The percentage needed for herd immunity is directly determined by a measure of a disease’s contagiousness known as the Basic Reproduction Number, or \(R_0\). \(R_0\) represents the average number of new infections that one infected person will cause in a population where everyone is susceptible. If a disease has an \(R_0\) of 3, one person will typically infect three others, indicating a high potential for rapid spread.

The relationship between a disease’s contagiousness and its required immunity threshold is inverse: the higher the \(R_0\), the higher the necessary percentage of immune individuals. This is because a more transmissible pathogen requires more barriers to interrupt its spread. If an infected person is likely to infect many others, a larger percentage of the population must be immune to block those potential transmissions.

Epidemiologists use a simplified formula to calculate the Herd Immunity Threshold: \(\text{HIT} = 1 – 1/R_0\). This formula determines the proportion of the population that must be immune to reduce the effective reproduction number—the actual spread in a community—to less than one. When the effective number of new infections drops below one, the disease will eventually die out. For example, a disease with an \(R_0\) of 4 would require \(1 – 1/4\), or 75%, of the population to be immune to halt its spread.

Variability in Disease Thresholds

The wide range of \(R_0\) values across different pathogens demonstrates why the Herd Immunity Threshold is not a universal number. Measles, one of the most contagious viruses known, serves as a prime example of a disease with a very high threshold. Its \(R_0\) is estimated to be between 12 and 18, meaning one person can infect up to 18 others in a fully susceptible group. To interrupt this highly efficient transmission, the HIT for measles is calculated to be approximately 92% to 95%.
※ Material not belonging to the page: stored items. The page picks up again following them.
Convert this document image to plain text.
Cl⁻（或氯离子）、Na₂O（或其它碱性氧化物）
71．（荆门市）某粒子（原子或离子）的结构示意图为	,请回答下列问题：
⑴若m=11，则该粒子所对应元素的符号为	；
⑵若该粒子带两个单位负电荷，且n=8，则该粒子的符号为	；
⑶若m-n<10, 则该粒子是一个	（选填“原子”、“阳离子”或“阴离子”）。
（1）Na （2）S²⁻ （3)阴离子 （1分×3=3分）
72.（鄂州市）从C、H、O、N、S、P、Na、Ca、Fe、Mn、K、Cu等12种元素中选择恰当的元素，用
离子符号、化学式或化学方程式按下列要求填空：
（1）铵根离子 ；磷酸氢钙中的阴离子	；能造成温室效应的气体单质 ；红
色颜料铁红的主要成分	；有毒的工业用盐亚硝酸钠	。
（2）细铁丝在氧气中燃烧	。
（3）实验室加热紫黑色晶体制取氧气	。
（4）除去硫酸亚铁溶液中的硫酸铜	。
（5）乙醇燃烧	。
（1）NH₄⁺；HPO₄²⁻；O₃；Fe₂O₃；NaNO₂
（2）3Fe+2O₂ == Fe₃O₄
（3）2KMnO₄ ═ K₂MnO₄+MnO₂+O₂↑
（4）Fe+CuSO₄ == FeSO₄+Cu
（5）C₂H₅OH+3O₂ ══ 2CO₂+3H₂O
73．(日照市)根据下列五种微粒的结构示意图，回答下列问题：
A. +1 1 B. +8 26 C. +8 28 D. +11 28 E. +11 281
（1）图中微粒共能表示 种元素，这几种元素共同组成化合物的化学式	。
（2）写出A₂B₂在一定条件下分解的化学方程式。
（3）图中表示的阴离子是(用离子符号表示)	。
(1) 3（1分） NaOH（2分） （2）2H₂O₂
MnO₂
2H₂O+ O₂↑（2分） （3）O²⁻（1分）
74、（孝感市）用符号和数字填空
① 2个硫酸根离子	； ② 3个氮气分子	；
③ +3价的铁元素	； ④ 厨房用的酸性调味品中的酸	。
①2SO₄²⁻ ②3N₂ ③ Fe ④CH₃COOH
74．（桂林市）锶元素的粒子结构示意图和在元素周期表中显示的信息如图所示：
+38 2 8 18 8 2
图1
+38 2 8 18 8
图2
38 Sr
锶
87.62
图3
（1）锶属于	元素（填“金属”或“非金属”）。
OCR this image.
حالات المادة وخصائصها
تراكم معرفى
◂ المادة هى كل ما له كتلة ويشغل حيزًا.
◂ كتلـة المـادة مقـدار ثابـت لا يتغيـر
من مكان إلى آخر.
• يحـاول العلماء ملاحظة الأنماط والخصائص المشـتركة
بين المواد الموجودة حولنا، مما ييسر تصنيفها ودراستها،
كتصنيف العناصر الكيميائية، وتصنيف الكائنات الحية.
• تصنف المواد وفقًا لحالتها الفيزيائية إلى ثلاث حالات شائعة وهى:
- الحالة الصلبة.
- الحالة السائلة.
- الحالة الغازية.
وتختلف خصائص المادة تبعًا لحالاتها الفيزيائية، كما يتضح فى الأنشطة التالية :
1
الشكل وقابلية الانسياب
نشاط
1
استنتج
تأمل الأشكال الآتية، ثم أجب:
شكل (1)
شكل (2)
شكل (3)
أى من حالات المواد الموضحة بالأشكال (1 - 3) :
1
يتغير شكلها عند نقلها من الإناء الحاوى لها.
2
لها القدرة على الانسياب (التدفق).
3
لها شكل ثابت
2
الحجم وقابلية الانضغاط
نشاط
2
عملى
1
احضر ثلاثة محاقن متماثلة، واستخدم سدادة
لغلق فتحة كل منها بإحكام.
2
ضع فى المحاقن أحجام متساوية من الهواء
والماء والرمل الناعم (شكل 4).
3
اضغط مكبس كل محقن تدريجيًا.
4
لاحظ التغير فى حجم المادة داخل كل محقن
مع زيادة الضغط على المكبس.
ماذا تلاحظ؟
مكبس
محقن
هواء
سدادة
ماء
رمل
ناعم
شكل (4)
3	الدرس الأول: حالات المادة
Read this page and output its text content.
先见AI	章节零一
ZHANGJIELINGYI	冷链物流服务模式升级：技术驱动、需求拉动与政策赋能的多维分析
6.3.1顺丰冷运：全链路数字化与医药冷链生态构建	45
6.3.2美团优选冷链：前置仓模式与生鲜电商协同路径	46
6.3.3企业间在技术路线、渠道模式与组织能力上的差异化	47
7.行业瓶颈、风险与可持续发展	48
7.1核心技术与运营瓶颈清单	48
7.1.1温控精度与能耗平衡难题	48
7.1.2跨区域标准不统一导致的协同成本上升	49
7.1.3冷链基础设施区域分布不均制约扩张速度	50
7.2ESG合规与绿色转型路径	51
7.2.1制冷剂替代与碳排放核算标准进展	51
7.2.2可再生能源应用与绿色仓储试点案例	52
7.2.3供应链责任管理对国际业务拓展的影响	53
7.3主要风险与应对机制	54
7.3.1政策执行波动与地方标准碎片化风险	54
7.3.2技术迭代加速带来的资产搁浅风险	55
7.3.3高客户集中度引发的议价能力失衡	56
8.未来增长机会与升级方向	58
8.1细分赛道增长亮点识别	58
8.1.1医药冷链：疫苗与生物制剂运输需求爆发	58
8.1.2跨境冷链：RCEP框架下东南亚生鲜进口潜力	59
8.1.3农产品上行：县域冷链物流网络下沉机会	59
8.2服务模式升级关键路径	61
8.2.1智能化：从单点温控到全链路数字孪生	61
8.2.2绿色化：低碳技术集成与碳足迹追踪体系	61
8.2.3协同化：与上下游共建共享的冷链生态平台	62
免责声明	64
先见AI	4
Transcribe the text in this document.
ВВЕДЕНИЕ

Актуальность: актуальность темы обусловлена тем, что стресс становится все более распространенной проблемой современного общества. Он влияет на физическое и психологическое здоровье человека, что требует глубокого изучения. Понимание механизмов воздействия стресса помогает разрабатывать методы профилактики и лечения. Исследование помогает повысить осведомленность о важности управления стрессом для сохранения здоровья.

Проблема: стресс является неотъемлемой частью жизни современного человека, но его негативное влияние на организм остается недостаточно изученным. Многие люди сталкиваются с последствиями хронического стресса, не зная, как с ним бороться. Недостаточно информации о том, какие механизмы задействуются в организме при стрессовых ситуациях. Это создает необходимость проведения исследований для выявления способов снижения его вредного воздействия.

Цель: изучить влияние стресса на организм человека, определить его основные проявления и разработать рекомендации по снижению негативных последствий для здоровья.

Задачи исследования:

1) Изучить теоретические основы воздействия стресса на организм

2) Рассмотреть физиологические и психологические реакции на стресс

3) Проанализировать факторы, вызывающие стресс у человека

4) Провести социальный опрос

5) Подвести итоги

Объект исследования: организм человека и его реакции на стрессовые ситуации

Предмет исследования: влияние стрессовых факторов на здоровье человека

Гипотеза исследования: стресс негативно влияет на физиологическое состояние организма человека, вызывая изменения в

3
In contrast, seasonal influenza generally has a much lower \(R_0\), often estimated to be around 2. Using the formula, this lower transmissibility translates to a significantly lower HIT, typically around 50%. For the initial strain of SARS-CoV-2, which caused the COVID-19 pandemic, the \(R_0\) was estimated to be in the range of 2 to 3, suggesting a corresponding HIT of approximately 55% to 67%.

These differences illustrate that the physical characteristics of the virus, such as how it is transmitted—whether through airborne particles or through less efficient contact—directly influence the required threshold. The more easily a virus spreads, the greater the percentage of immunity needed to form a protective barrier around the community.

Achieving and Sustaining the Required Percentage

The percentage of immune individuals needed to reach the Herd Immunity Threshold can be achieved through two primary mechanisms: immunity gained from surviving a natural infection or immunity developed through vaccination. Public health efforts overwhelmingly favor vaccination, as it offers the protective benefits of immunity without the risks of severe illness, hospitalization, or death associated with natural infection.

The goal of public health vaccination campaigns is to achieve a figure known as the Critical Vaccination Coverage (CVC). CVC is the vaccination rate needed to meet or exceed the calculated Herd Immunity Threshold for a given disease. The required CVC is often higher than the HIT because vaccines are rarely 100% effective in preventing infection or transmission.

Sustaining the required percentage is an ongoing process. Continuous vaccination efforts are necessary because new susceptible individuals, like newborns, are constantly entering the population. Furthermore, immunity can wane over time, or the pathogen itself can mutate, requiring updated vaccines and booster shots to maintain the protective CVC level and prevent the resurgence of outbreaks.